Когда Петр Ильич писал эти строки, он не знал, что в предыдущем письме ему от 29 сентября, направленном еще в Москву, видимо, объясняя его затянувшееся (из-за брачной катастрофы) молчание денежными проблемами, Надежда Филаретовна сделала следующее поразительное заявление: «Но обо мне говорить не стоит, я уже кончаю жить, да и жизнь-то моя ничего миру не приносит, а вот Вы, мой милый друг, об Вас надо заботиться. Вам надо если уже не счастье, то, по крайней мере, спокойствие и здоровье. Если для того, чтобы Вам уйти куда-нибудь еще отдохнуть, надо только некоторых материальных средств, то скажите мне это, Петр Ильич, ведь Вы же знаете, какого любящего друга имеете во мне, и поймете, что я забочусь о Вас для себя самой. В Вас я берегу свои лучшие верования, убеждения, симпатии, что Ваше существование приносит мне бесконечно много добра, что мне жизнь приятнее, когда я думаю о Ваших свойствах, читаю Ваши письма и слушаю Вашу музыку, что, наконец, я берегу Вас для того искусства, которое я боготворю, выше и лучше которого для меня нет ничего в мире, так как из служителей его нет никого так симпатичного, так милого и дорогого, как Вы, мой добрый друг. Следовательно, мои заботы о Вас есть чисто эгоистичные, и, насколько я имею права и возможности удовлетворять им, настолько они мне доставляют удовольствие, и настолько я благодарна Вам, если Вы принимаете их от меня».

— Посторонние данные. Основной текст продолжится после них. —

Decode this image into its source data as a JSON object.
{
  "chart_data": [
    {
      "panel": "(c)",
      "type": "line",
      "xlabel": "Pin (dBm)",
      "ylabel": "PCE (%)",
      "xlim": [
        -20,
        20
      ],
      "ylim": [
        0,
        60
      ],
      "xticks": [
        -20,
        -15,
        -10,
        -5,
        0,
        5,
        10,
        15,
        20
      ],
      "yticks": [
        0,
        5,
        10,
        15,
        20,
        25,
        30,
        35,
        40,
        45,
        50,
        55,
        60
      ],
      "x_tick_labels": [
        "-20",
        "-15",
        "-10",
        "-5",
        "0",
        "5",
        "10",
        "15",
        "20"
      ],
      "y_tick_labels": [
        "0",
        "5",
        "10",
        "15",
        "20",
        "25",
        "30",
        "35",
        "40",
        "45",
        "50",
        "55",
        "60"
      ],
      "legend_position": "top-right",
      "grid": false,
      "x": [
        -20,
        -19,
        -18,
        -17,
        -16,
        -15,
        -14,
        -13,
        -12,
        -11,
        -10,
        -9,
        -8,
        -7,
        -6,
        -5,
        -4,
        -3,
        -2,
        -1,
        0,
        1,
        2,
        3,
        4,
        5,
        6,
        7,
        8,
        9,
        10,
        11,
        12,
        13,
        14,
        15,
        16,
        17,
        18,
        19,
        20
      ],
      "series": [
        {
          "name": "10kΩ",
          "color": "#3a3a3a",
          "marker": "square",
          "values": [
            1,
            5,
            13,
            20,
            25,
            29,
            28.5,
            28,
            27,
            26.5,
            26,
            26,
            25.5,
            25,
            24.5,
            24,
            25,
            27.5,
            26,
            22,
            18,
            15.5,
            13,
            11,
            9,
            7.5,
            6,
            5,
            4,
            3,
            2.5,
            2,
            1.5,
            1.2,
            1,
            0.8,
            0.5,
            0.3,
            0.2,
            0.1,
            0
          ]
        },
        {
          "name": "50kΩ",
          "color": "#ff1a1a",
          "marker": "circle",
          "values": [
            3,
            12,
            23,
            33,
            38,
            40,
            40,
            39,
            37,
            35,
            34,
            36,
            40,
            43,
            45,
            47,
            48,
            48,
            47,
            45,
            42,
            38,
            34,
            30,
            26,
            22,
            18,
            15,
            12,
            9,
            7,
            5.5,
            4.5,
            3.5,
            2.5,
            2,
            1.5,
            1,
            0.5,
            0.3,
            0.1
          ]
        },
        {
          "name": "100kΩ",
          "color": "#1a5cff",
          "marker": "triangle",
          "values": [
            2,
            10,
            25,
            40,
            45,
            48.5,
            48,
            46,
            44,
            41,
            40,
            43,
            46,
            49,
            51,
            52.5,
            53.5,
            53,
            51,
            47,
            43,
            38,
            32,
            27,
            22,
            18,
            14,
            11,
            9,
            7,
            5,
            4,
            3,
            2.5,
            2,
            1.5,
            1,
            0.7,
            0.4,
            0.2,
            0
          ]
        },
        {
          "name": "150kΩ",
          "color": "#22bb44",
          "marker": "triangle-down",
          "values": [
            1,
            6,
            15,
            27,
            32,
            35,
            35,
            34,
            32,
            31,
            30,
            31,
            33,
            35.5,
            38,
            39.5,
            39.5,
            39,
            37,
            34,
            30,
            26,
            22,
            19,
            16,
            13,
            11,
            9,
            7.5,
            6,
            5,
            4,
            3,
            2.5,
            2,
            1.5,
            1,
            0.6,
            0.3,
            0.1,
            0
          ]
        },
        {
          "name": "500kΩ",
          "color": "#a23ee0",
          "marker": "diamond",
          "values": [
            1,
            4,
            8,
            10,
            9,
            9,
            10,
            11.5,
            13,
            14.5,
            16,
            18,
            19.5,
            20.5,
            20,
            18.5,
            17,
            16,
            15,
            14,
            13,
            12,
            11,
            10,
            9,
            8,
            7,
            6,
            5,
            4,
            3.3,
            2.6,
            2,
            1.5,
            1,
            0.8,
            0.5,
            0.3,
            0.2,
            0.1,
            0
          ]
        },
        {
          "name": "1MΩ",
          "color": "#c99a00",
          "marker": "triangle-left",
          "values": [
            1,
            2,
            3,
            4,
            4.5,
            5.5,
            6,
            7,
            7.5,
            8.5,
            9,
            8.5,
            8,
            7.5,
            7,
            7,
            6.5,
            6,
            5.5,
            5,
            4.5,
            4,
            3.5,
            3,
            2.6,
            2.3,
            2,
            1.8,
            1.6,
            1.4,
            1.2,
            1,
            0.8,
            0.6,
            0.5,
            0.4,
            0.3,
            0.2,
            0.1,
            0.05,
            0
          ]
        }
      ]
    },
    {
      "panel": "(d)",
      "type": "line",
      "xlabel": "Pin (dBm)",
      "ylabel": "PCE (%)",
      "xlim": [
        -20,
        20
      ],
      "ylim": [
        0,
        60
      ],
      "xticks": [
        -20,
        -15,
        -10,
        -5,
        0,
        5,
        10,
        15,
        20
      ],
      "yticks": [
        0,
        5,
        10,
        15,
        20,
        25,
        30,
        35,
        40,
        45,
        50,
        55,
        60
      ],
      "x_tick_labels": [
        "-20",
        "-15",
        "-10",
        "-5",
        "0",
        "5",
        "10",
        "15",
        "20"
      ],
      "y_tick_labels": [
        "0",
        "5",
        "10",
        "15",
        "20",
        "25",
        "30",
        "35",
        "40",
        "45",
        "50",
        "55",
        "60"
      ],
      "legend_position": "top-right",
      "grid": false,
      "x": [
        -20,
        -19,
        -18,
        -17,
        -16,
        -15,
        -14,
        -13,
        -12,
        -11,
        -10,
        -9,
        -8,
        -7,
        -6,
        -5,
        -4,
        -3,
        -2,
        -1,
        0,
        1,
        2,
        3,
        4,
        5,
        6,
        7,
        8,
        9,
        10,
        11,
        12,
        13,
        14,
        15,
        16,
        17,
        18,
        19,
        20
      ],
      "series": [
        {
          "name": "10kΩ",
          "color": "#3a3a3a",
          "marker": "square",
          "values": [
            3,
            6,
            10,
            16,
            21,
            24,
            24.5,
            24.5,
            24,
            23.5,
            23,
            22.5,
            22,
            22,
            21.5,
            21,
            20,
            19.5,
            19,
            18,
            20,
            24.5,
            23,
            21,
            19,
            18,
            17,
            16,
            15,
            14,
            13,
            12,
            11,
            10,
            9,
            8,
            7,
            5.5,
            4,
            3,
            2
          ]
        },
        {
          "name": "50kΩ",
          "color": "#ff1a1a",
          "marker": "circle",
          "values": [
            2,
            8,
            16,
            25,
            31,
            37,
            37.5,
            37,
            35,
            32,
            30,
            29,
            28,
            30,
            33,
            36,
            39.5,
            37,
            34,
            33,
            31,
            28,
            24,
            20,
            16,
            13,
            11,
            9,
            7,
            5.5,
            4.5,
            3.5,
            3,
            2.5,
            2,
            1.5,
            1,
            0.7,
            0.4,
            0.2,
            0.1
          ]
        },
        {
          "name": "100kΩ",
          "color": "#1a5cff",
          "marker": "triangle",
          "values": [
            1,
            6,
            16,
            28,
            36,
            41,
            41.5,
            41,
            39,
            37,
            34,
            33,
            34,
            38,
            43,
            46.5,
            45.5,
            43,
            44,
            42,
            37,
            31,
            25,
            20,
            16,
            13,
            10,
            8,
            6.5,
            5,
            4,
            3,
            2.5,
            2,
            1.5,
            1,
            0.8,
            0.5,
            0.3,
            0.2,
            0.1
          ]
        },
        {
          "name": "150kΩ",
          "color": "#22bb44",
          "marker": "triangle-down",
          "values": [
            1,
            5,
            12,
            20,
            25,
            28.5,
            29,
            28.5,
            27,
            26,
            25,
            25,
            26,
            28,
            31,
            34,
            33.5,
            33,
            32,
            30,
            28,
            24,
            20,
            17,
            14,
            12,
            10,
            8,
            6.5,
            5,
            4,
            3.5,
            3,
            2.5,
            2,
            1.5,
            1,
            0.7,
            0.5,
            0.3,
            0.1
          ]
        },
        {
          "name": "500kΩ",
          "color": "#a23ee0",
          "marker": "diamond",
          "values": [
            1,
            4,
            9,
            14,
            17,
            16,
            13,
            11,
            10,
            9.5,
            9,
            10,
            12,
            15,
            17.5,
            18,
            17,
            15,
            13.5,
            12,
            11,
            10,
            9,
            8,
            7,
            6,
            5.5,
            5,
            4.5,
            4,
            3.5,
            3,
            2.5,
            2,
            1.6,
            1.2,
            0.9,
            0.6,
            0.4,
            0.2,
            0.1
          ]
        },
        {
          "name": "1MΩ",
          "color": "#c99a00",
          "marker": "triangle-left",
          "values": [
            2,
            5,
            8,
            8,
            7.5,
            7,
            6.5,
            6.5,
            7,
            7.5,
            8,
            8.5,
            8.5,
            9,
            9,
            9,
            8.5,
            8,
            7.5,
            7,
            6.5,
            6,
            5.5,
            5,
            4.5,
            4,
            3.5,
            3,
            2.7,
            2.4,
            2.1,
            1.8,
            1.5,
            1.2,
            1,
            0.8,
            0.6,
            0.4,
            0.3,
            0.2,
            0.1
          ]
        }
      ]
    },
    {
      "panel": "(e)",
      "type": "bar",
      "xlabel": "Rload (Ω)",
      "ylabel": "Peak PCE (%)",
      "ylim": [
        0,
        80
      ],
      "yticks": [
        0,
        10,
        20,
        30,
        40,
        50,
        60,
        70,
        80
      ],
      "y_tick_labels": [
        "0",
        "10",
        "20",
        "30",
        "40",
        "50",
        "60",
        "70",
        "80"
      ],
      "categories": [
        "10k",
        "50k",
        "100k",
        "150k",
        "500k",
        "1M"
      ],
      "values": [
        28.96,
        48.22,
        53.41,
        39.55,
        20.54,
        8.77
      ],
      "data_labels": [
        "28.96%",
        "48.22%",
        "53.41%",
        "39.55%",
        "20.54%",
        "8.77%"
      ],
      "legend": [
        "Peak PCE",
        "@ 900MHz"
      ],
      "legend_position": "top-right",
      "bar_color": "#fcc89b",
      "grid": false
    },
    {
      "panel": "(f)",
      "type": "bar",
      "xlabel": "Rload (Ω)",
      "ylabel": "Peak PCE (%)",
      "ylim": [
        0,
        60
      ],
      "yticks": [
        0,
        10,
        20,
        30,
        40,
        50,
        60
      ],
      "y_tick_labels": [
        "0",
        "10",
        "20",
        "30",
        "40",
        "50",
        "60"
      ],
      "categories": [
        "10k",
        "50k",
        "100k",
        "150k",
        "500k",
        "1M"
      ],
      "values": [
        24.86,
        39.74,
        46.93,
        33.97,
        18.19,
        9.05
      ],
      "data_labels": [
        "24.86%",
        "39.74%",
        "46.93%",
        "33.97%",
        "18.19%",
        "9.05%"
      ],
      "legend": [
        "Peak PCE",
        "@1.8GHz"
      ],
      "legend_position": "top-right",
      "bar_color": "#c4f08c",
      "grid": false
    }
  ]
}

Реакция измученного композитора на это изъявление любви и преданности (в ответном письме от 20 октября/1 ноября) была экстатической: «Сегодня мне прислали из Москвы несколько писем, пришедших туда в мое отсутствие. В том числе получил я и Ваше венецианское письмо, дорогая Надежда Филаретовна. Как я ни привык полагаться безгранично на Вашу дружбу, как ни твердо я верю в Вас как в какое-то орудие провидения, спасающие меня в столь бедственную пору моей жизни, но каждое письмо всегда превосходит все, чего можно ожидать от самого великодушного, доброго, безгранично снисходительного к ошибкам других человека. Хоть бы единый упрек Вы мне сделали за все мои безумства! Вы все понимаете и прощаете, Надежда Филаретовна! Вы предлагаете мне материальные средства для отдыха. <…> Сегодняшнее письмо Ваше облегчило мою душу. Вы в самом деле являетесь в нем моим провидением. Если б Вы знали, как много, много Вы для меня делаете! Я стоял на краю пропасти. Если я не упал в нее, то не скрою от Вас, что это только потому, что я на Вас надеялся. Вашей дружбе я буду обязан своим спасением. Чем я отплачу Вам? О, как бы желал я, чтоб когда-нибудь я был Вам нужен! Чего бы я ни сделал, чтоб выразить Вам мою благодарность и любовь!»